I have a RAID-5 with 3 disks.

Adding the mdadm-shutdown Skript and the killall5 options solves the problem for me too.

The cause that systemd users are not affected, may be that mdadm (or it's ebuild) delivers a mdadm-shutdown script for systemd: /usr/lib/systemd/system-shutdown/mdadm.shutdown. But I don't know since when this is the case. I only noticed this during by searching.

The manpage of mdmon says: At shutdown time, mdmon should not be killed along with other processes.  Also as it holds a file (socket actually) open in /dev (by default) it will not be possible to unmount /dev if it is a separate filesystem.

So maybe this scenario should be supported by openrc framework.
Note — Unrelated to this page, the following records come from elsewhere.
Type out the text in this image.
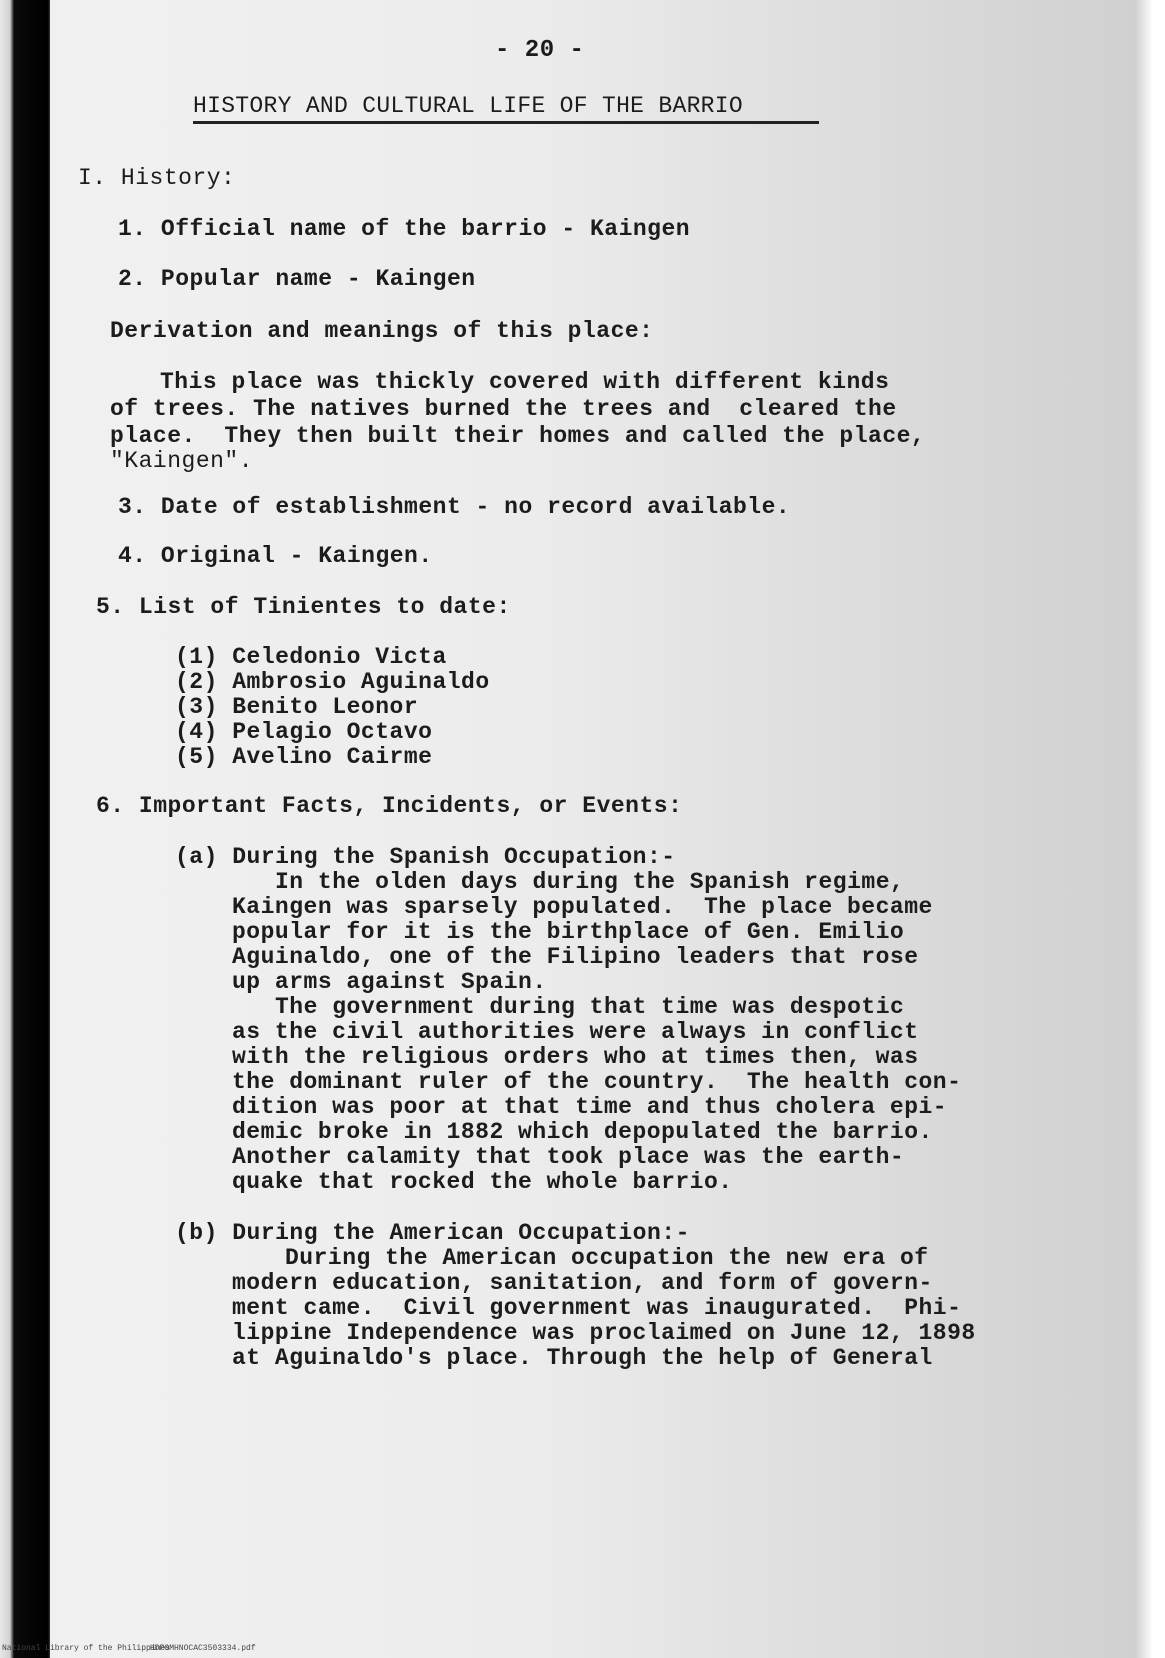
- 20 -
HISTORY AND CULTURAL LIFE OF THE BARRIO
I. History:
1. Official name of the barrio - Kaingen
2. Popular name - Kaingen
Derivation and meanings of this place:
This place was thickly covered with different kinds
of trees. The natives burned the trees and  cleared the
place.  They then built their homes and called the place,
"Kaingen".
3. Date of establishment - no record available.
4. Original - Kaingen.
5. List of Tinientes to date:
(1) Celedonio Victa
(2) Ambrosio Aguinaldo
(3) Benito Leonor
(4) Pelagio Octavo
(5) Avelino Cairme
6. Important Facts, Incidents, or Events:
(a) During the Spanish Occupation:-
In the olden days during the Spanish regime,
Kaingen was sparsely populated.  The place became
popular for it is the birthplace of Gen. Emilio
Aguinaldo, one of the Filipino leaders that rose
up arms against Spain.
The government during that time was despotic
as the civil authorities were always in conflict
with the religious orders who at times then, was
the dominant ruler of the country.  The health con-
dition was poor at that time and thus cholera epi-
demic broke in 1882 which depopulated the barrio.
Another calamity that took place was the earth-
quake that rocked the whole barrio.
(b) During the American Occupation:-
During the American occupation the new era of
modern education, sanitation, and form of govern-
ment came.  Civil government was inaugurated.  Phi-
lippine Independence was proclaimed on June 12, 1898
at Aguinaldo's place. Through the help of General
National Library of the Philippines
HDPOMHNOCAC3503334.pdf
And when emerging mdadm it should automatically install an mdadm-shutdown script and the killall5 options. Plus an elog notice about this.
Comment 11 Kris Hepler 2015-02-05 06:20:23 UTC
I am seeing this problem on systemd (and openrc as well, but that's old news).
Comment 12 lperkins 2020-03-27 16:11:15 UTC
I'd like to confirm that, 19 years later, this is still an issue with IMSM RAID arrays.
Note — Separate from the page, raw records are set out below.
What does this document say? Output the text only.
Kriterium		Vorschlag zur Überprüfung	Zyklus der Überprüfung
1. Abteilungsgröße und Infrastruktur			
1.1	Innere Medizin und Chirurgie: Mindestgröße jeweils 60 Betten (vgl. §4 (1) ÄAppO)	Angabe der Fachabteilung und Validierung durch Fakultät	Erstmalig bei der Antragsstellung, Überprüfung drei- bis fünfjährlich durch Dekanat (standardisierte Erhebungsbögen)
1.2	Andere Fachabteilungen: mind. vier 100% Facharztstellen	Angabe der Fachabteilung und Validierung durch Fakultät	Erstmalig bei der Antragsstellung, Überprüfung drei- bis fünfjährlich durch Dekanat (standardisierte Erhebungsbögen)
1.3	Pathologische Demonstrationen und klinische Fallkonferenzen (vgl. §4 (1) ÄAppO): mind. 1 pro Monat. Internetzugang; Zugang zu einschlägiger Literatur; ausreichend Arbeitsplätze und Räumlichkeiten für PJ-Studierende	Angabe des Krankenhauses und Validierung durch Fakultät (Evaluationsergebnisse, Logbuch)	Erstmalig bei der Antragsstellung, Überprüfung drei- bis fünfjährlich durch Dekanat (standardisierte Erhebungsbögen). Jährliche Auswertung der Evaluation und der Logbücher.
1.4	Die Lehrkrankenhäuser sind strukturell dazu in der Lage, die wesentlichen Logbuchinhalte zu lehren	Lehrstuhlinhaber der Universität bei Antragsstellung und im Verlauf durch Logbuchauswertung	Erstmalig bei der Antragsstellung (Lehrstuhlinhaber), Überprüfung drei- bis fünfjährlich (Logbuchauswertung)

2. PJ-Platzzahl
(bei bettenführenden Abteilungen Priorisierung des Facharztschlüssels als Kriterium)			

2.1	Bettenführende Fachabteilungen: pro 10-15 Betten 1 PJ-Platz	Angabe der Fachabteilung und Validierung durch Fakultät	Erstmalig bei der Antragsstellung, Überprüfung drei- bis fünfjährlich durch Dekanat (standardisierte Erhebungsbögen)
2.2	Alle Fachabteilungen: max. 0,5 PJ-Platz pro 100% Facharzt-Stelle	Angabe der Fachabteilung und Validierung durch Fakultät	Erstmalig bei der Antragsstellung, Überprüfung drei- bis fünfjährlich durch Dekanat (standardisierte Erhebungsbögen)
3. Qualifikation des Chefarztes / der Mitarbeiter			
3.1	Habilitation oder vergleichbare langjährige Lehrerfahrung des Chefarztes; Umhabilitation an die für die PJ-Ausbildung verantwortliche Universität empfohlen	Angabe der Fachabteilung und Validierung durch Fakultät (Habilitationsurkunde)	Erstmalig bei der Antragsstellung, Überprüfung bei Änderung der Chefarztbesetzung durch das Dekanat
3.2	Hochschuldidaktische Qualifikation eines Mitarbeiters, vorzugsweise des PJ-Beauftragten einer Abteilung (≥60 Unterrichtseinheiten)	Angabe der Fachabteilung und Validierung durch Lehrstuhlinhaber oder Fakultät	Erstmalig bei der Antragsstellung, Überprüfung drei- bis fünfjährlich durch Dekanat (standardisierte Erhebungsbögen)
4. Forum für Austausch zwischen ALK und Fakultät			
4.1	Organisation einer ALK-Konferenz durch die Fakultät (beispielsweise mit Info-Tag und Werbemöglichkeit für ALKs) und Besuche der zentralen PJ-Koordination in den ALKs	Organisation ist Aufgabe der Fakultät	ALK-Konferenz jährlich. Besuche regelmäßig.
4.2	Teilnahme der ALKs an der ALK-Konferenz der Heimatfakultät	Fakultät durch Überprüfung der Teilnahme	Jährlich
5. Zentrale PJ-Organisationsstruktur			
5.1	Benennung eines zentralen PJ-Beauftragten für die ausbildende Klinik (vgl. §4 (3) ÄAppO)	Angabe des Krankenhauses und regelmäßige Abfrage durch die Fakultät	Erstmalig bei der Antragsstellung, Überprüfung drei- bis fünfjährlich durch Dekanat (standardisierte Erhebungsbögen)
The killprocs.patch will no longer work as that's not where the .pid files are kept any more, but the killprocs options do work.

You also need to run:

mdadm --wait-clean --scan --quiet
mdadm -Ss 

Sometime after all filesystems are mounted readonly.  You can either add it to the end of the mount-ro script or put it in its own script depending on your personal maintenance requirements.
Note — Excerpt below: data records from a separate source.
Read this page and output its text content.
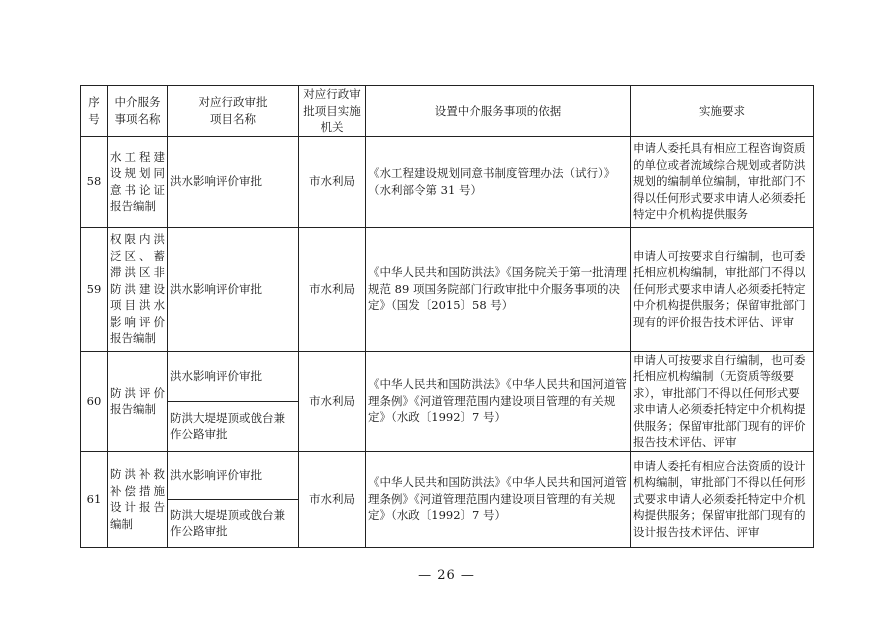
序号	中介服务事项名称	对应行政审批项目名称	对应行政审批项目实施机关	设置中介服务事项的依据	实施要求
58	水工程建设规划同意书论证报告编制	洪水影响评价审批	市水利局	《水工程建设规划同意书制度管理办法（试行）》（水利部令第 31 号）	申请人委托具有相应工程咨询资质的单位或者流域综合规划或者防洪规划的编制单位编制，审批部门不得以任何形式要求申请人必须委托特定中介机构提供服务
59	权限内洪泛区、蓄滞洪区非防洪建设项目洪水影响评价报告编制	洪水影响评价审批	市水利局	《中华人民共和国防洪法》《国务院关于第一批清理规范 89 项国务院部门行政审批中介服务事项的决定》（国发〔2015〕58 号）	申请人可按要求自行编制，也可委托相应机构编制，审批部门不得以任何形式要求申请人必须委托特定中介机构提供服务；保留审批部门现有的评价报告技术评估、评审
60	防洪评价报告编制	洪水影响评价审批	市水利局	《中华人民共和国防洪法》《中华人民共和国河道管理条例》《河道管理范围内建设项目管理的有关规定》（水政〔1992〕7 号）	申请人可按要求自行编制，也可委托相应机构编制（无资质等级要求），审批部门不得以任何形式要求申请人必须委托特定中介机构提供服务；保留审批部门现有的评价报告技术评估、评审
		防洪大堤堤顶或戗台兼作公路审批			
61	防洪补救补偿措施设计报告编制	洪水影响评价审批	市水利局	《中华人民共和国防洪法》《中华人民共和国河道管理条例》《河道管理范围内建设项目管理的有关规定》（水政〔1992〕7 号）	申请人委托有相应合法资质的设计机构编制，审批部门不得以任何形式要求申请人必须委托特定中介机构提供服务；保留审批部门现有的设计报告技术评估、评审
		防洪大堤堤顶或戗台兼作公路审批			
— 26 —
Is there any interest in maintaining this as part of the regular init scripts?  We should be able to use /proc/mdstat to determine the presence and type of mdraid and conditionally execute the extra steps only if there's an IMSM array running.  But I don't want to spend the effort sorting that out if it's just going to be left to rot and nobody but me has to use this junk anyway.
Comment 13 Konstantin Hartwich 2021-03-08 10:55:00 UTC
(In reply to lperkins from comment #12)
> I'd like to confirm that, 19 years later, this is still an issue with IMSM
> RAID arrays.
> 
> The killprocs.patch will no longer work as that's not where the .pid files
> are kept any more, but the killprocs options do work.
> 
> You also need to run:
> 
> mdadm --wait-clean --scan --quiet
> mdadm -Ss 
> 
> Sometime after all filesystems are mounted readonly.  You can either add it
> to the end of the mount-ro script or put it in its own script depending on
> your personal maintenance requirements.
> 
> Is there any interest in maintaining this as part of the regular init
> scripts?  We should be able to use /proc/mdstat to determine the presence
> and type of mdraid and conditionally execute the extra steps only if there's
> an IMSM array running.  But I don't want to spend the effort sorting that
> out if it's just going to be left to rot and nobody but me has to use this
> junk anyway.

I encountered the same problem with current gentoo baselayout. Too bad it is still not properly handled while MDMON clearly stated that it has to be handled differently.

Is it possible to provide current state workiing patches at least here? Don't want to waer off my HDs when rebooting gentoo.. and manually doing the stop commands is pretty error prone

other distros handle it, even systemd is better here.. sad to say that while prefering OpenRC
Comment 14 lperkins 2021-03-10 22:32:06 UTC
> I encountered the same problem with current gentoo baselayout. Too bad it is
> still not properly handled while MDMON clearly stated that it has to be
> handled differently.
> 
> Is it possible to provide current state workiing patches at least here?
> Don't want to waer off my HDs when rebooting gentoo.. and manually doing the
> stop commands is pretty error prone
> 
> other distros handle it, even systemd is better here.. sad to say that while
> prefering OpenRC

Use the /etc/conf.d/killprocs option discussed above since you should definitely have new enough OpenRC by now and tack the shutdown commands onto the end of mount-ro.

It's not really a Systemd or OpenRC issue directly so much as it's just that nobody using Gentoo actually cares about IMSM RAID and it's not checked for in the shutdown scripts.
Comment 15 Sam James archtester Gentoo Infrastructure gentoo-dev Security 2023-09-09 03:00:53 UTC
Feel free to give a rebased patch with a description inline and I'll get it in.